Das AG hatte den Angeklagten  wegen Verletzung der Vertraulichkeit des Wortes in zwei Fällen zu einer Gesamtgeldstrafe verurteilt. Auf die hiergegen gerichtete Berufung des Angeklagten hat das LG das Urteil aufgehoben und den Angeklagten aus rechtlichen Gründen frei gesprochen.

Zu dem für das Verfahren bdeutsame Geschehen hat das LG im Wesentlichen folgende Feststellungen getroffen:

„„1. Am 4. Juli 2020 gegen 15:30 Uhr führten die Zeugen PM L und PM Ko am G S in Berlin-T eine Kontrolle des Motorrades des Angeklagten durch. Die beiden Polizeibeamten hatten sich vor Ort im Zusammenhang mit zwei Großdemonstrationen, namentlich einer Motorraddemonstration sowie einer Anti-Rassismus-Demonstration, postiert. Die Unterredung der beiden Polizeibeamten mit dem Angeklagten während der insgesamt etwa achtminütigen Kontrolle erfolgte mit lauten und deutlich vernehmbaren Stimmen. In einem Abstand von nur etwa zwei bis drei Metern zu der Maßnahme hielten sich kurzzeitig mehrere unbekannt gebliebene Personen – insbesondere zwei einzelne Männer sowie ein Paar – auf. Einer der Männer, der ersichtlich das gesprochene Wort der beiden Polizeibeamten und des Angeklagten akustisch wahrnahm, unterhielt sich über eine Minute lang mit dem Zeugen Ko, während der Zeuge L mit dem Angeklagten und dessen Unterlagen zu dem Motorrad befasst war. Der unbekannte Mann schaltete sich zudem gegen Ende der Kontrollmaßnahme mit einem eigenen – nicht näher feststellbaren – Wortbeitrag in die Kommunikation zwischen den beiden Beamten und dem Angeklagten ein. Darüber hinaus passierten zahlreiche Fußgänger, Fahrrad- und Rollerfahrer in einem Abstand von wenigen Metern den unmittelbaren Nahbereich der polizeilichen Maßnahme.

Der Angeklagte nahm die Polizeikontrolle – ohne das Wissen der beiden Zeugen L und Ko – in Wort und Bild mittels einer an seinem Motorradhelm befestigten Kamera auf und speicherte die Aufzeichnungen ab.
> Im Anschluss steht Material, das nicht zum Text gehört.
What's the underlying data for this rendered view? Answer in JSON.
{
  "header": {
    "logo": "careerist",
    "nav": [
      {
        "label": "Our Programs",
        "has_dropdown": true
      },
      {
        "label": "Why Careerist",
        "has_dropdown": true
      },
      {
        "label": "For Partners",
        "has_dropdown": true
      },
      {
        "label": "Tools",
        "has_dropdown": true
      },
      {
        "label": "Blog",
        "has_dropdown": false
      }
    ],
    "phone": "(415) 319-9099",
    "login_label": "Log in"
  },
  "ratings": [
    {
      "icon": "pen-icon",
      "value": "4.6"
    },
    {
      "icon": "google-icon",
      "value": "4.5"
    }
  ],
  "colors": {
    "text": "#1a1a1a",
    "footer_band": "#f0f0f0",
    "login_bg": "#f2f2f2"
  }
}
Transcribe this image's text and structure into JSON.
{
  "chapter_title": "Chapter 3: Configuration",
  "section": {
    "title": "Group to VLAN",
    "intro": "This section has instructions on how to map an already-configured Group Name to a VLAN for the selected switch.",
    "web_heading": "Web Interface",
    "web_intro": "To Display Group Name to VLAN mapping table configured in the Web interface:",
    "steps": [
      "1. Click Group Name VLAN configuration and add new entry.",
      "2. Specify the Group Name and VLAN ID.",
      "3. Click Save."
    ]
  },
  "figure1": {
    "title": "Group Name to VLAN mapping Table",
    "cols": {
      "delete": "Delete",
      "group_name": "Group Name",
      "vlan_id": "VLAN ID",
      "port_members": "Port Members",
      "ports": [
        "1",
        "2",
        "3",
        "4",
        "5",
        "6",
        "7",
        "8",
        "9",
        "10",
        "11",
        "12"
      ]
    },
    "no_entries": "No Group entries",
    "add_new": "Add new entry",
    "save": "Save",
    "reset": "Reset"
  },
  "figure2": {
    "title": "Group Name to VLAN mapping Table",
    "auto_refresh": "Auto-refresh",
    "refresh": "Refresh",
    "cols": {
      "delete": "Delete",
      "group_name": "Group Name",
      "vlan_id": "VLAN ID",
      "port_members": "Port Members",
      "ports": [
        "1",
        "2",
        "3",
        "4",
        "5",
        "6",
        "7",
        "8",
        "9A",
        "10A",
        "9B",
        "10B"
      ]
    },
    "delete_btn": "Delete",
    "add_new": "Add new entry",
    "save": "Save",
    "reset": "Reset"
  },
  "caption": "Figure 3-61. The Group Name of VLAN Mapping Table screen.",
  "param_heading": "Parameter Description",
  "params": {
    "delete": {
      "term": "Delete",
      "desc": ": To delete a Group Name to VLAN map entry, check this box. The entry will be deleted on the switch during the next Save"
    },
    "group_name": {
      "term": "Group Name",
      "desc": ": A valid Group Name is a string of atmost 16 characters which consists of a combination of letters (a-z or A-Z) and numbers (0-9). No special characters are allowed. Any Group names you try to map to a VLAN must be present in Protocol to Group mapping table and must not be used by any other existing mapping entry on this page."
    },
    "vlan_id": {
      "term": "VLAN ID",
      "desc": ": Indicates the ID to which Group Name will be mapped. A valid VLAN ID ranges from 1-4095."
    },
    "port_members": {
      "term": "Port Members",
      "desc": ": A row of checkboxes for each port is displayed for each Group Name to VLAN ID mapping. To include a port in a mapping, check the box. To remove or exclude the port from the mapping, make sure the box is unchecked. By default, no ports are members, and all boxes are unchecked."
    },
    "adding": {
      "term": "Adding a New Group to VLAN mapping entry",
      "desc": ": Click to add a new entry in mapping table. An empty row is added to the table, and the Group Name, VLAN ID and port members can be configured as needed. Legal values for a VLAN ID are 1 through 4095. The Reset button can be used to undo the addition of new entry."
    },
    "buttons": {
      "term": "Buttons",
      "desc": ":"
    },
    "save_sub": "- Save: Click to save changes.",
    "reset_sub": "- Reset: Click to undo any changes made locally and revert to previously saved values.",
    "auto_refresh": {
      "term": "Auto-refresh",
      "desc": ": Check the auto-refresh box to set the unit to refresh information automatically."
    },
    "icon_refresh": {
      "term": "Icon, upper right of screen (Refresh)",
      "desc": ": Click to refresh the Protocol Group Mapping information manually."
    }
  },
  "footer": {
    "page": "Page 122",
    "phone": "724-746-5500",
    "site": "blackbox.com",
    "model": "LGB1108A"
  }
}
In der Folge machte er die Aufnahmen zunächst auf seinem Instagramprofil und ab dem 8. Juli 2020 auf seinem unter seinem Künstlernamen „Ku“ betriebenen Y-Kanal einer breiten Öffentlichkeit zugänglich, wobei er einen Weichzeichner verwendete, um die beiden Beamten unkenntlich zu machen.

Der Zeuge L stellte fristgerecht Strafantrag, den er auf die Strafverfolgung wegen der Verletzung der Vertraulichkeit des Wortes und der Verletzung des höchstpersönlichen Lebensbereichs durch Bildaufnahmen nach §§ 201, 201a Abs. 2 StGB beschränkte.

2. Am 30. März 2021 zwischen 16:20 Uhr und 17:00 Uhr führten die Zeugen PM N und POM B am Pa Platz in Berlin-M eine Kontrolle des Motorrades des Angeklagten sowie weiterer Motorräder der Begleiter des Angeklagten durch. Der Angeklagte und seine unbekannt gebliebenen Begleiter hielten sich gemeinsam mit den beiden Polizeibeamten in dem Kontrollbereich um die Motorräder auf. Zudem passierten während der Maßnahme zahlreiche unbekannt gebliebene Personen – zu Fuß und mit dem Fahrrad – in einem Abstand von wenigen Metern das Geschehen, wobei sie teilweise zwischen den kontrollierten Motorrädern hindurchliefen und sich mehrere von ihnen interessiert dem Geschehen zuwandten. Da die Kommunikation zwischen dem Angeklagten und den beiden Beamten jeweils mit lauter und deutlich wahrnehmbarer Stimme erfolgte, befanden sich sowohl die Begleiter des Angeklagten als auch die Passanten in Hörweite des Geschehens.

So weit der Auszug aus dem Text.